AC: As I have already stated, so long as we use the US dollar as our unit of account and circulation, the liquidity crunch will continue. We have to move to a non-tradable, non-externalisable currency. Ideally, we should have our own national currency. However, since the conditions do not exist for this to happen, the second best option is the South African Rand.
HN: Considering that that you are also a mining coach on the ease of doing business programme, what is your view on the state of the mining sector and what can be done to improve it?
AC: The mining sector has enormous potential. It is in a position to increase production and exports which could potentially solve Zimbabwe’s foreign exchange and balance of payments problems. For instance, there is scope to double the production of gold, and increase the production and exports of other key minerals – both in raw form and beneficiated. The Thematic Working Group on Mining has just completed a full mapping exercise of the regulatory and other constraints affecting the performance of this sector. We will now start the discussions with the relevant authorities to bring on the necessary changes. To give you one example, artisanal miners – the makorokozas, produce almost half of Zimbabwe’s gold output. But under the existing laws their activities are considered illegal. This is obviously ridiculous, so our committee is taking steps to change the necessary laws, introduce a special mining permit for small miners, and legalise their activities. In this manner we want to provide a better enabling environment for both artisanal and large scale miners to increase their gold output. This is equally true in other areas of the mining sector.
HN: What is your view on the Indigenisation policy?
AC: There is nothing unusual about having an empowerment policy that favours local people. Many countries have introduced such policies. However, what is wrong with our indigenisation policy is that it is only focused on ownership of assets. This is the wrong way to look at empowerment. The better way of looking at it is: ensuring the employment of citizens, giving them preferential access to government tenders or government purchases, ensuring that foreign companies keep most of the value-added within the country, making sure that foreign companies, especially those in resource based sectors contribute to tax revenue and the fiscus, etc. Such measures are more important in ensuring that foreign investment contributes to national development and the empowerment of citizens. There has been some thinking along these lines and some of our leadership has indicated that the current Act should be amended in this direction. However, it is unfortunate that these amendments have not been formulated in the law and implemented. The current Act is a huge deterrent to foreign investment as the statistics show. In 2016 inward long term investment fell to its lowest level ever. Therefore, this Act should be re-vamped immediately.

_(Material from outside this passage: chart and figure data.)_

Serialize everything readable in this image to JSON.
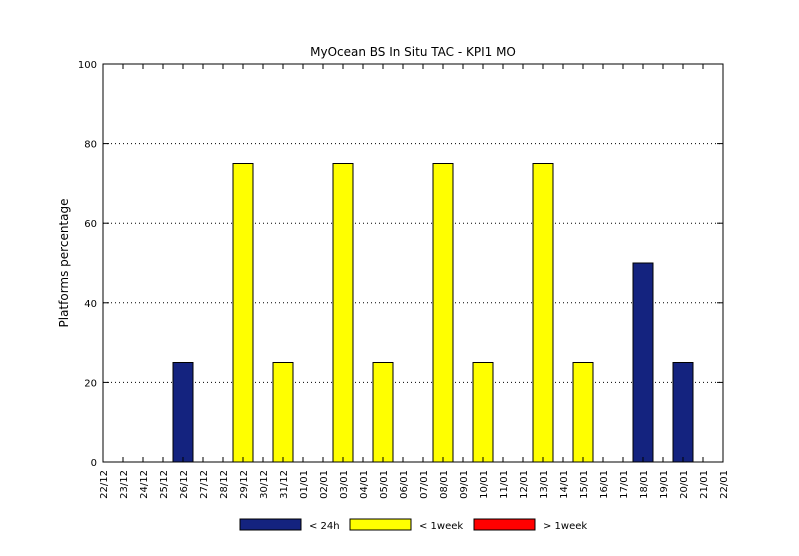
{
  "chart_data": {
    "type": "bar",
    "title": "MyOcean  BS In Situ TAC - KPI1  MO",
    "xlabel": "",
    "ylabel": "Platforms percentage",
    "ylim": [
      0,
      100
    ],
    "yticks": [
      "0",
      "20",
      "40",
      "60",
      "80",
      "100"
    ],
    "grid": "horizontal-dotted",
    "legend_position": "bottom",
    "categories": [
      "22/12",
      "23/12",
      "24/12",
      "25/12",
      "26/12",
      "27/12",
      "28/12",
      "29/12",
      "30/12",
      "31/12",
      "01/01",
      "02/01",
      "03/01",
      "04/01",
      "05/01",
      "06/01",
      "07/01",
      "08/01",
      "09/01",
      "10/01",
      "11/01",
      "12/01",
      "13/01",
      "14/01",
      "15/01",
      "16/01",
      "17/01",
      "18/01",
      "19/01",
      "20/01",
      "21/01",
      "22/01"
    ],
    "bars": [
      {
        "x": "26/12",
        "value": 25,
        "series": 0
      },
      {
        "x": "29/12",
        "value": 75,
        "series": 1
      },
      {
        "x": "31/12",
        "value": 25,
        "series": 1
      },
      {
        "x": "03/01",
        "value": 75,
        "series": 1
      },
      {
        "x": "05/01",
        "value": 25,
        "series": 1
      },
      {
        "x": "08/01",
        "value": 75,
        "series": 1
      },
      {
        "x": "10/01",
        "value": 25,
        "series": 1
      },
      {
        "x": "13/01",
        "value": 75,
        "series": 1
      },
      {
        "x": "15/01",
        "value": 25,
        "series": 1
      },
      {
        "x": "18/01",
        "value": 50,
        "series": 0
      },
      {
        "x": "20/01",
        "value": 25,
        "series": 0
      }
    ],
    "series": [
      {
        "name": "< 24h",
        "color": "#14237f"
      },
      {
        "name": "< 1week",
        "color": "#ffff00"
      },
      {
        "name": "> 1week",
        "color": "#ff0000"
      }
    ]
  }
}
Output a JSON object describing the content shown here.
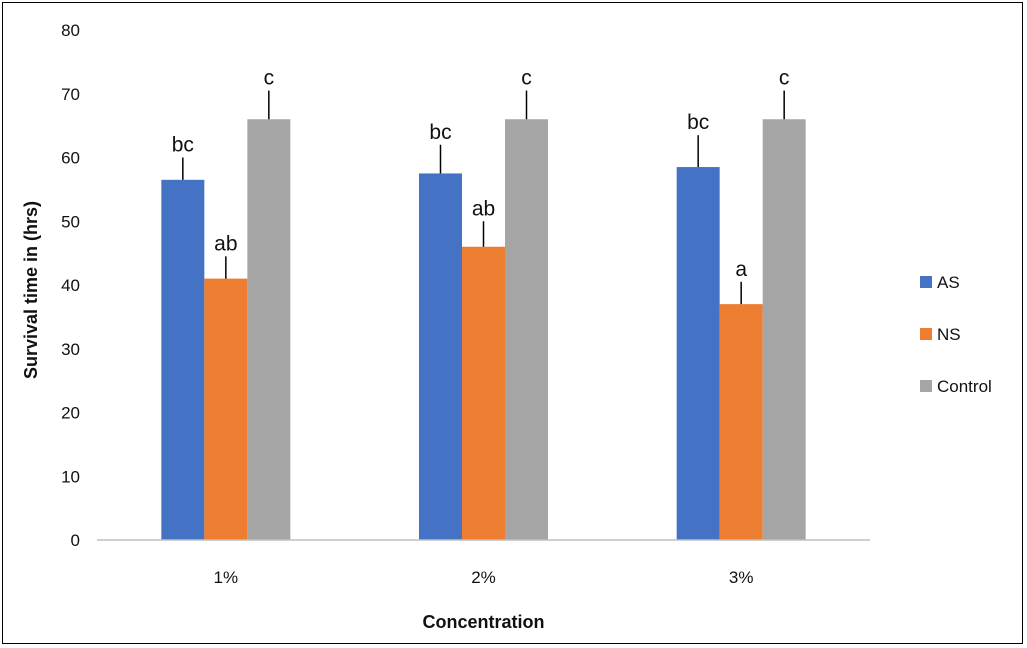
{
  "chart_data": {
    "type": "bar",
    "title": "",
    "xlabel": "Concentration",
    "ylabel": "Survival time in (hrs)",
    "categories": [
      "1%",
      "2%",
      "3%"
    ],
    "ylim": [
      0,
      80
    ],
    "yticks": [
      0,
      10,
      20,
      30,
      40,
      50,
      60,
      70,
      80
    ],
    "grid": false,
    "legend_position": "right",
    "series": [
      {
        "name": "AS",
        "color": "#4472C4",
        "values": [
          56.5,
          57.5,
          58.5
        ],
        "errors": [
          3.5,
          4.5,
          5.0
        ],
        "labels": [
          "bc",
          "bc",
          "bc"
        ]
      },
      {
        "name": "NS",
        "color": "#ED7D31",
        "values": [
          41,
          46,
          37
        ],
        "errors": [
          3.5,
          4.0,
          3.5
        ],
        "labels": [
          "ab",
          "ab",
          "a"
        ]
      },
      {
        "name": "Control",
        "color": "#A5A5A5",
        "values": [
          66,
          66,
          66
        ],
        "errors": [
          4.5,
          4.5,
          4.5
        ],
        "labels": [
          "c",
          "c",
          "c"
        ]
      }
    ]
  }
}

Fact File: Ashok Chakravarti
- Is a senior development economist who has worked for 40 years in Africa;
- Currently an advisor on Ease of Doing Business Programme under the Office of the President and Cabinet;
- Has advised the governments of Malawi and South Sudan;
- Has worked for UNDP, UNCTAD, USAID, DFID and other international agencies
- Holds several degrees from Delhi and Oxford Universities;
- Author of many academic papers and books on development and the economic performance of nations; and
- Senior visiting lecturer in the Department of Economics at the University of Zimbabwe, from 2009 to 2014 and also worked as an advisor in the Ministry of Finance during the same period.